> In order for me to get the RegEx for a complex line readable and able to test, I define every variable explicitly.
Readable reg-exp? I don't understand what you mean... ;)
> Ability to define variables that are not processed / stored
Nope, it's not supported. The reg-exp for every variable, e.g. $ipAddress or
$additionalItem_postalCode, will be enclosed by parentheses and then substituted
into the "parser.lineRegExp" expression. This means every variable will be a
group which will tokenize the input row.
I would suggest that you use comments plus non-capturing groups ("(?:X)" see [1])
to solve the problem. This technique is used in "shadowserver-spam-url"-config [2]:
# Skips the following fields: "region","city","subject","src_region","src_city","sender"
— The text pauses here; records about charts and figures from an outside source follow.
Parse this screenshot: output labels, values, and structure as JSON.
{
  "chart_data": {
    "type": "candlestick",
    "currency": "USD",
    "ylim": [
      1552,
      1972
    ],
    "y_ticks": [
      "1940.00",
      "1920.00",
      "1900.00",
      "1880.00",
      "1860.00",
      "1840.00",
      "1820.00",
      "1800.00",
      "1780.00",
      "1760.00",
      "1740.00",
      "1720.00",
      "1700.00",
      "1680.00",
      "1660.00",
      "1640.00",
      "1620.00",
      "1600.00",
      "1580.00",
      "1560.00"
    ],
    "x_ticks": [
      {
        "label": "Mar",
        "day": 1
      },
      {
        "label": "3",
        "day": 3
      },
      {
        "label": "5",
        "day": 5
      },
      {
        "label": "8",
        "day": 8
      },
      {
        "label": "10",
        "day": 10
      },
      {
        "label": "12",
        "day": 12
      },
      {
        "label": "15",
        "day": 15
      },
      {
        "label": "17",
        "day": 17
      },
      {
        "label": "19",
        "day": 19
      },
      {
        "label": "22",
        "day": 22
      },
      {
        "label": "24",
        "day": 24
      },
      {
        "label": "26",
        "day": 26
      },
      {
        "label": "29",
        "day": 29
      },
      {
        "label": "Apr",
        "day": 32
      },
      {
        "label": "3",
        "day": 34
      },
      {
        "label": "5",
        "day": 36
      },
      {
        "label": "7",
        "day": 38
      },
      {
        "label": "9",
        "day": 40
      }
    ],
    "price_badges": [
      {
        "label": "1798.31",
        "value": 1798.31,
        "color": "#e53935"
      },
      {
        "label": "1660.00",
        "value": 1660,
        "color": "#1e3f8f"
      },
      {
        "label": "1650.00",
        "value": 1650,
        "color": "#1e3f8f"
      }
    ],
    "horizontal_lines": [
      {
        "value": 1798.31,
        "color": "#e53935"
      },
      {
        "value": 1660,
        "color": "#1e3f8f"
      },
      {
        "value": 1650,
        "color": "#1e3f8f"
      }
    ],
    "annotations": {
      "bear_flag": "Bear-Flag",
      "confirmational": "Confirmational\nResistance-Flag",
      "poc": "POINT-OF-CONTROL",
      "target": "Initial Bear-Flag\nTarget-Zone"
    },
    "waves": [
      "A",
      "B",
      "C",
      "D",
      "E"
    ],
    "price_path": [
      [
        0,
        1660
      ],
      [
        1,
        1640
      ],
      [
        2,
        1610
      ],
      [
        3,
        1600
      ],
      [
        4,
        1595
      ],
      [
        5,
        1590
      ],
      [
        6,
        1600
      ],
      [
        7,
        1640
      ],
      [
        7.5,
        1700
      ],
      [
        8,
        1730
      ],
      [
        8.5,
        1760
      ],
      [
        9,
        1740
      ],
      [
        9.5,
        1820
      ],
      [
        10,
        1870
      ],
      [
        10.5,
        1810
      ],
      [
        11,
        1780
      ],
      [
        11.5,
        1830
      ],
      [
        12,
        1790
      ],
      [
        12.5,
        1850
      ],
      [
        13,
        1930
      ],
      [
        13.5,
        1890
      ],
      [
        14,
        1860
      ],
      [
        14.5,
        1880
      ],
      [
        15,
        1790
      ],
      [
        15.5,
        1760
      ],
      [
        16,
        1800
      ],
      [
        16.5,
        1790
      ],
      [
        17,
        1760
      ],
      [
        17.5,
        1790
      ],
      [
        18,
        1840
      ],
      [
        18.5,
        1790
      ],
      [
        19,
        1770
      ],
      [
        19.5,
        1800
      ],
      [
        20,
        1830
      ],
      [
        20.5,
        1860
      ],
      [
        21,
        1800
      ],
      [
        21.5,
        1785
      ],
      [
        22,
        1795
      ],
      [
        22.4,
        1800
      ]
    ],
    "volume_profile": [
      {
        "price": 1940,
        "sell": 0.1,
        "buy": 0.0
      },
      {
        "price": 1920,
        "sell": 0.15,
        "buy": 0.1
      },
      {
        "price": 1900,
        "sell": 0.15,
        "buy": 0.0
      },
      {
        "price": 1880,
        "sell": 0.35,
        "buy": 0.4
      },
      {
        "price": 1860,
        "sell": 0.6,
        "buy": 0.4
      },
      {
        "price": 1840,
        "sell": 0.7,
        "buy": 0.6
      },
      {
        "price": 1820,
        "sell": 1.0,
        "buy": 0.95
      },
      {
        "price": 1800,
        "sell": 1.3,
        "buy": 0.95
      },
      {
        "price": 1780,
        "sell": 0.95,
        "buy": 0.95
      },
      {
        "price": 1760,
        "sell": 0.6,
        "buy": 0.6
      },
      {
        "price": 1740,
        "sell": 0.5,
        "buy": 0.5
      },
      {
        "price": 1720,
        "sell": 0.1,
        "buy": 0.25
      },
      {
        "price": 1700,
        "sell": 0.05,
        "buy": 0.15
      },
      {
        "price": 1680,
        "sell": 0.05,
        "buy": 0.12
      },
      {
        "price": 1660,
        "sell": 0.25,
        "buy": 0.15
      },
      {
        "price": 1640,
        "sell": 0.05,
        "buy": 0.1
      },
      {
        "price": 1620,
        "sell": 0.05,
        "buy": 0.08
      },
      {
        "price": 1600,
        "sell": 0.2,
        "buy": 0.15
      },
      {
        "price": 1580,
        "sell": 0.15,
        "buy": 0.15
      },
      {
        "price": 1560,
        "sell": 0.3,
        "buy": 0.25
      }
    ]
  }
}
parser.lineRegExp=^"$logTimestamp",$url,$hostname,$ipAddress,$asn,$countryCode,(?:".*?"|""|),(?:".*?"|""|),(?:".*?"|""|),$ipAddress2,$asn2,$countryCode2,(?:".*?"|""|),(?:".*?"|""|),(?:".*?"|""|)
[1]
http://docs.oracle.com/javase/7/docs/api/java/util/regex/Pattern.html
[2]
https://github.com/cert-se/megatron-java/blob/master/conf/job-type/shadowserver-spam-url.properties
/Tor